GCD hdu2588

GCD

Time Limit: 2000/1000 MS (Java/Others)    Memory Limit: 32768/32768 K (Java/Others)
Total Submission(s): 897    Accepted Submission(s): 400

Problem Description

The greatest common divisor GCD(a,b) of two positive integers a and b,sometimes written (a,b),is the largest divisor common to a and b,For example,(1,2)=1,(12,18)=6.
(a,b) can be easily found by the Euclidean algorithm. Now Carp is considering a little more difficult problem:
Given integers N and M, how many integer X satisfies 1<=X<=N and (X,N)>=M.

 

Input

The first line of input is an integer T(T<=100) representing the number of test cases.
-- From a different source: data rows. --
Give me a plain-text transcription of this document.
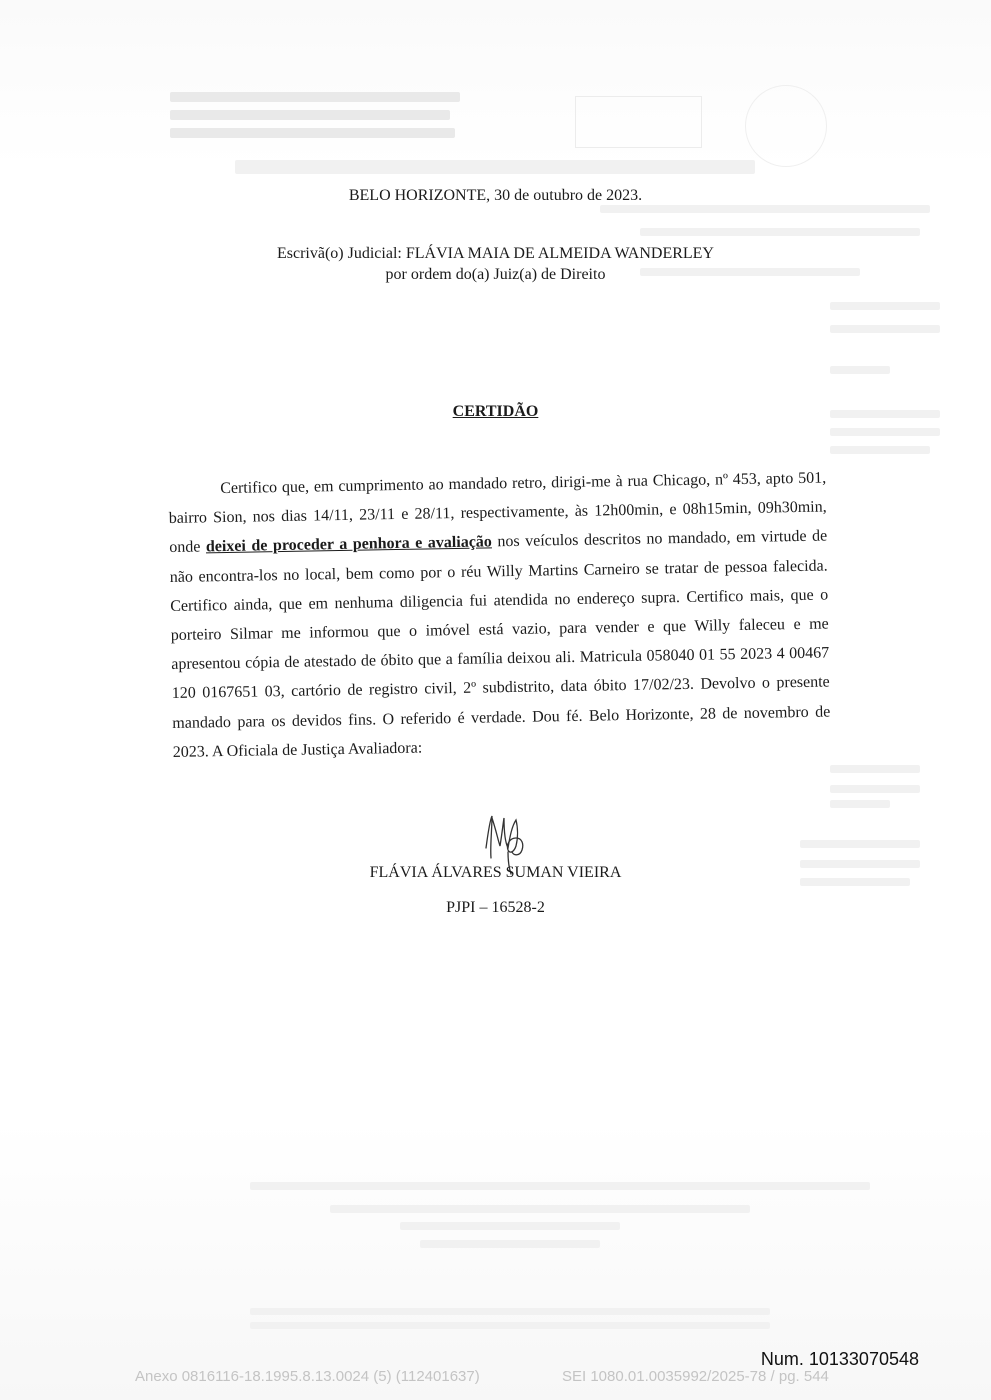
BELO HORIZONTE, 30 de outubro de 2023.
Escrivã(o) Judicial: FLÁVIA MAIA DE ALMEIDA WANDERLEY
por ordem do(a) Juiz(a) de Direito
CERTIDÃO
Certifico que, em cumprimento ao mandado retro, dirigi-me à rua Chicago, nº 453, apto 501, bairro Sion, nos dias 14/11, 23/11 e 28/11, respectivamente, às 12h00min, e 08h15min, 09h30min, onde deixei de proceder a penhora e avaliação nos veículos descritos no mandado, em virtude de não encontra-los no local, bem como por o réu Willy Martins Carneiro se tratar de pessoa falecida. Certifico ainda, que em nenhuma diligencia fui atendida no endereço supra. Certifico mais, que o porteiro Silmar me informou que o imóvel está vazio, para vender e que Willy faleceu e me apresentou cópia de atestado de óbito que a família deixou ali. Matricula 058040 01 55 2023 4 00467 120 0167651 03, cartório de registro civil, 2º subdistrito, data óbito 17/02/23. Devolvo o presente mandado para os devidos fins. O referido é verdade. Dou fé. Belo Horizonte, 28 de novembro de 2023. A Oficiala de Justiça Avaliadora:
FLÁVIA ÁLVARES SUMAN VIEIRA
PJPI – 16528-2
Num. 10133070548
Anexo 0816116-18.1995.8.13.0024 (5) (112401637)	SEI 1080.01.0035992/2025-78 / pg. 544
The following T lines each contains two numbers N and M (2<=N<=1000000000, 1<=M<=N), representing a test case.

 

Output

For each test case,output the answer on a single line.

 

Sample Input

3

1 1

10 2

10000 72

 

Sample Output

1

6

260

 

 

#include <iostream>
#include <algorithm>
#include <cstdio>
#include <math.h>

using namespace std;
int fun(int n)//传入一数，返回此数的欧拉函数，用素数表会更快
{
    int sum=n;
    int i;
    for(i=2; i*i<=n; i++)
    {
        if(n%i==0)
        {
            sum=sum/i*(i-1);
            while(n%i==0)n/=i;
        }
    }
    if(n!=1)
    {
        sum=sum/n*(n-1);
    }
    return sum;
}

int main()
{
    int t,i,n,m,ans,size;
    scanf("%d",&t);
    while(t--)
    {
        scanf("%d%d",&n,&m);
        ans=0;
        size=sqrt(n+0.5);
        for(i=1; i<=size; i++)
        {
            if(n%i==0)
            {
                if(i>=m)
                    ans+=fun(n/i);
                if(i!=n/i&&n/i>=m)ans+=fun(i);
            }
        }
        printf("%d
",ans);
    }
}

 

Source

ECJTU 2009 Spring Contest